We shouldn't have to grieve this much
Last week, I observed to my husband that Americans love to joke about dirty diapers as if that’s the hardest part of parenting. Older relatives poke fun at soon-to-parents about it. We invent cheesy baby shower games around pretend dirty diapers. My childfree brother-in-law jokes that while he can’t wait to finally meet his nephew, he’s not changing any dirty diapers! I get it. The endless stream of dirty diapers – the daily intimate contact with someone else’s bodily fluids – is such a visible part of the work, it’s easy to focus on. But three months into raising my son, it now strikes me as odd because diapers are the easy part. When I first mentioned this to my husband, I laughed wryly because I was thinking instead of sleepless nights, panicked calls to the pediatrician … diapers are, quite frankly, so simple compared to those things.
But I was wrong about those things too. They are hard , but they aren’t the hardest thing, at least for American parents. I’m ashamed to admit that I’ve developed a certain level of numbness when I read about another mass shooting. This week, though, the awful string of them broke me. My maternity leave just ended, and I tried to work because I didn’t know what else to do. Instead, I ended up clutching my baby to my chest and sobbing over my lunch break thinking about the families who are grieving this week. I lost my mother to disease, not gun violence, so I can’t fully understand what those people are going through. But I do know how grief blows up your life, how you are left to pick up the pieces when the rest of the world moves on. It makes me sick knowing that no place is safe – not the grocery store, or church, or the movie theater, or even school. Holding my own precious child to me in fear and rage, I thought, this is the hardest part.

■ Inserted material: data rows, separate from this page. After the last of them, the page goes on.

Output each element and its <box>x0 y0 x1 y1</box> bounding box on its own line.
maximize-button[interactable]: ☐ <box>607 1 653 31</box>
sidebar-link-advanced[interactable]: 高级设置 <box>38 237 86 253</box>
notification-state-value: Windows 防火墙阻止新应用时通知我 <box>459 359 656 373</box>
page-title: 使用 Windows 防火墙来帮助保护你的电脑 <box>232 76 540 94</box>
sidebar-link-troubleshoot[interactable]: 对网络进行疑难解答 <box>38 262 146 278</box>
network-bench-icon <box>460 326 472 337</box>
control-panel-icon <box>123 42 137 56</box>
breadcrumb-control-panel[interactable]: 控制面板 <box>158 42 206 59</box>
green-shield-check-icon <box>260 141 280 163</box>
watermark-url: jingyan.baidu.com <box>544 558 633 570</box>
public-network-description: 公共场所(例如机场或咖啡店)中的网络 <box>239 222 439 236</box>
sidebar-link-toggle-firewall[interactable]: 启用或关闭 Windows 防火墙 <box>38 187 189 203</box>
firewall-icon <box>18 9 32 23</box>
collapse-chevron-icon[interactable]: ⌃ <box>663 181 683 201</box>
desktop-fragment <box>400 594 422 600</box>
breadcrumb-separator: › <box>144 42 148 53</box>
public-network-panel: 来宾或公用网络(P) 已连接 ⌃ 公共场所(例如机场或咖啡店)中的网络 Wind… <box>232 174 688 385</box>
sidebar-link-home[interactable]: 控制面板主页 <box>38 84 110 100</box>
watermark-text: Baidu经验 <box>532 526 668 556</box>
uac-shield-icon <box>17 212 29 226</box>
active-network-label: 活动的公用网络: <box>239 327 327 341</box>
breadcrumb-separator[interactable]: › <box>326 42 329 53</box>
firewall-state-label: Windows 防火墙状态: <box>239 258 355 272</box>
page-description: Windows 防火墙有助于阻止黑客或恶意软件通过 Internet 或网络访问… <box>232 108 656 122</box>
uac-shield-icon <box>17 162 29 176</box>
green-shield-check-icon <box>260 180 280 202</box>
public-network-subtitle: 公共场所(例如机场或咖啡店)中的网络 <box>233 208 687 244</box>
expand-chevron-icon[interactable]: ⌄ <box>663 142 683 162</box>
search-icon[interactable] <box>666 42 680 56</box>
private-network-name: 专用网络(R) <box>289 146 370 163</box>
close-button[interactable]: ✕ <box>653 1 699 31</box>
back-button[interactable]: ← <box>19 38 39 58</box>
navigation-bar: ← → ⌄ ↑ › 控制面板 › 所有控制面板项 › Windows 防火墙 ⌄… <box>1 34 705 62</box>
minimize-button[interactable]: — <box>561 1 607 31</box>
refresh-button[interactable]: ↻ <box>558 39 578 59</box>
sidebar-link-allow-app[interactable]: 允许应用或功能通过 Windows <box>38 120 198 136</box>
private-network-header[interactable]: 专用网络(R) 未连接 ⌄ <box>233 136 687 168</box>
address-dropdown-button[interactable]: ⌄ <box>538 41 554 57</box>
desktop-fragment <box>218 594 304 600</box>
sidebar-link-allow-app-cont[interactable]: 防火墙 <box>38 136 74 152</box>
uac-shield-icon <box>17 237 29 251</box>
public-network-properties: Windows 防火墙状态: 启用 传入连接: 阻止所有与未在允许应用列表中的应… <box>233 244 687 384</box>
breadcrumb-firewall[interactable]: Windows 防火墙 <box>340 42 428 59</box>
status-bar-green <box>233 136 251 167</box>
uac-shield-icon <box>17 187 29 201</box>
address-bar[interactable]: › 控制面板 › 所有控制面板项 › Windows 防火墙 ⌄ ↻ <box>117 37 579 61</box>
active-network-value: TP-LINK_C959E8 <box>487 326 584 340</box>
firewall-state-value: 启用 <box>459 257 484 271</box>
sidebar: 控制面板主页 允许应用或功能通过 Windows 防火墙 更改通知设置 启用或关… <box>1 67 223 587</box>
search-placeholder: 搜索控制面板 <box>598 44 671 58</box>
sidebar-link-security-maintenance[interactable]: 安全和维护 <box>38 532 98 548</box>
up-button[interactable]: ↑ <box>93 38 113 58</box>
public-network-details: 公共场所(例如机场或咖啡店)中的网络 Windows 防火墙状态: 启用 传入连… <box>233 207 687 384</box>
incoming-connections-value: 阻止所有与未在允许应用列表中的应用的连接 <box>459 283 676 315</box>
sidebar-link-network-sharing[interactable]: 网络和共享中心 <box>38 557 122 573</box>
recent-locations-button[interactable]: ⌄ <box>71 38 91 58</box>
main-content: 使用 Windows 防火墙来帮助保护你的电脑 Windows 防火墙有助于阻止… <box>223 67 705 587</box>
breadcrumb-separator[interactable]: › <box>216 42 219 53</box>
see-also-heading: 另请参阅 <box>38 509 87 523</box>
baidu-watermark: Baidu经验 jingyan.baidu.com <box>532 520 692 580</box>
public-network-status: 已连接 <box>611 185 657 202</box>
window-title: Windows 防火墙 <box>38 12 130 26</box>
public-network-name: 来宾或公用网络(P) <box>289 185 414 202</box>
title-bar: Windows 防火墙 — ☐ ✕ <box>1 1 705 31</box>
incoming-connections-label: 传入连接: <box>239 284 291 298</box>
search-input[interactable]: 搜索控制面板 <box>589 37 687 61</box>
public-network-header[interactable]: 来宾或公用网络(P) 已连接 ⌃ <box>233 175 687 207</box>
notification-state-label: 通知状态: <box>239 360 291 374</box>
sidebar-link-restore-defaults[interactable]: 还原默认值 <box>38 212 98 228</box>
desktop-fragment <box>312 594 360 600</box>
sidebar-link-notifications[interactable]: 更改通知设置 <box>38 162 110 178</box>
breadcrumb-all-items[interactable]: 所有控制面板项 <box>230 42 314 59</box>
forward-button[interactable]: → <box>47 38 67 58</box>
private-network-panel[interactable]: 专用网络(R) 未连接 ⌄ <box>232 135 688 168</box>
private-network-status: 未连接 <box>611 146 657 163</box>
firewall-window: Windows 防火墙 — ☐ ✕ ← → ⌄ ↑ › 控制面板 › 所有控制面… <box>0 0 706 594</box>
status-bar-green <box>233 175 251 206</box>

I am raw and hollowed out this week. This should not happen. We should not have to grieve this much. I know I am stating the obvious, but I think it’s worth giving the primal scream of grief and rage some air because it’s doubly cruel when our grief goes unexpressed and unacknowledged. I read this quote in the newsletter “Poor Man’s Feast” today, and I’m holding it close:
Grief is subversive, undermining the quiet agreement to behave and be in control of our emotions. It is an act of protest that declares our refusal to live numb and small. There is something feral about grief, something essentially outside the ordained and sanctioned behaviors of our culture. Because of that, grief is necessary to the vitality of the soul, writes Francis Weller in The Wild Edge of Sorrow.
In 2020, I returned to work less than a week after my mother died. I simply didn’t know what else to do. I look back now and realize how insane that was, how I tried to fit my grief into something resembling normal when normal was so out of reach. Now, almost two years later, I am learning and trying to be unruly. And I am willing to let my grief for our country make me even more so.